Phylogenetic trees

Phylogenetics describes

The history of descent from common ancestry

Phylogenetics is used to

1) Determine which organisms are more closely related

2) Estimate when species formed

Node

Taxonomic unit

Rooted trees

Show common ancestor, direction of each path to each node corresponds to time

Unrooted trees

Only specifies relationship, not evolutionary path between nodes, they do not depict time or a common ancestor

Clades

Parts of the phytogenic tree including an ancestral node and all their descendants

Monophyletic group

A clade that contains a single common ancestor and all of their descendants

Paraphyletic group

A monophyletic group that excludes one or more descendants of the common ancestor

Cladogram

Illustrates evolutionary relationships among different species or groups

Phylogram

Type of phylogenetic tree that represents evolutionary relationships with branch lengths proportional to the amount of evolutionary change

Orthology

The relationship of 2 homologous genes that both descended from the same gene in their most recent common ancestor.

Paralogy

The relationship of 2 homologous genes that have arisen from a duplication event

Xenology

The relationship of 2 homologous genes whose history involves an interspecies (horizontal) transfer.

Bootstrap

A statistical method used to estimate the reliability of phylogenetic trees by resampling data and assessing how often specific clades appear

Multiple Sequence Alignment (MSA)

Aligns a set of homologous DNA/protein sequences so each column derives from a common ancestor. It relies on:

→ Scoring (sum-of-pairs score using substitution matrices)

→ Optimization Heuristics (tools use progressive alignment/iterative refinement)

Basic Principle of Pairwise Distance Methods

1. Compute a distance matrix: For every pair of taxa, calculate a genetic distance (e.g. percent differences, corrected substitutions).

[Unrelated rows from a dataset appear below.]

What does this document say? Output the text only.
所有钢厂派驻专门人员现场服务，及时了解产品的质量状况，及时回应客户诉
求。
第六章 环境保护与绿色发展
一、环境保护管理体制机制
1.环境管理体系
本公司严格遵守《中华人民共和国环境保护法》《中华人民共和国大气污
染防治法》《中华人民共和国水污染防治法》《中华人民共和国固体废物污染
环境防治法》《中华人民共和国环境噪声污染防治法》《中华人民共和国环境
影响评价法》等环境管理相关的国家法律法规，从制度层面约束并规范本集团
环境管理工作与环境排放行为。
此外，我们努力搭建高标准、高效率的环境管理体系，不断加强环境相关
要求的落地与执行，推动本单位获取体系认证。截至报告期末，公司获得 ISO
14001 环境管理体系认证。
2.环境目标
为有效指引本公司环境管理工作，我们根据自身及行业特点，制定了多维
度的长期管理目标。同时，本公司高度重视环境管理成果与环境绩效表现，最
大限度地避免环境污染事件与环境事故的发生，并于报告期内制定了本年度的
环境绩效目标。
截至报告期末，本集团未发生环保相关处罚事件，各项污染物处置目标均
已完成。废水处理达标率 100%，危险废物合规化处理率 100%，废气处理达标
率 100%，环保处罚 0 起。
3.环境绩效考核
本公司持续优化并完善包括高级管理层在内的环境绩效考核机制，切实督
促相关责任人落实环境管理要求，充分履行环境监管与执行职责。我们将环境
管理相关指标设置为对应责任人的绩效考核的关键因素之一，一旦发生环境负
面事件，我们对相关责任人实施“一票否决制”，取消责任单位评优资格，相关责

2. Cluster taxa: Iteratively join the closest pairs (smallest distances) into nodes, updating distances as you go (e.g. UPGMA, Neighbor-Joining).

3. Output: A tree whose branch lengths reflect the original pairwise distances.

Coping with Multiple Substitutions

Problem: Over long times, the same site may mutate more than once (“hidden” changes), leading raw differences to underestimate true divergence.

Solutions:

• Correction models (e.g. Jukes–Cantor, Kimura 2‐parameter) that mathematically adjust observed differences to estimate actual substitutions.

• Maximum likelihood or Bayesian methods that incorporate explicit substitution models and account for rate variation among sites.

Orthologs, Paralogs and Xenologs

Orthologs → Genes in different species that diverged by a speciation event. (E.g. human haemoglobin α vs. mouse haemoglobin α.)

Paralogs: Genes within the same (or different) species that arose by a gene‐duplication event. (E.g. human hemoglobin α vs. hemoglobin β.)

Xenologs: Genes related by horizontal (lateral) gene transfer between species.

Bootstrapping a Phylogenetic Tree

1. Resample alignment columns (sites) with replacement to create many “pseudo‐datasets.”

2. Reconstruct a tree for each pseudo‐dataset using the same method.

3. Calculate support: For each clade in your original tree, count the percentage of bootstrap trees where that clade appears.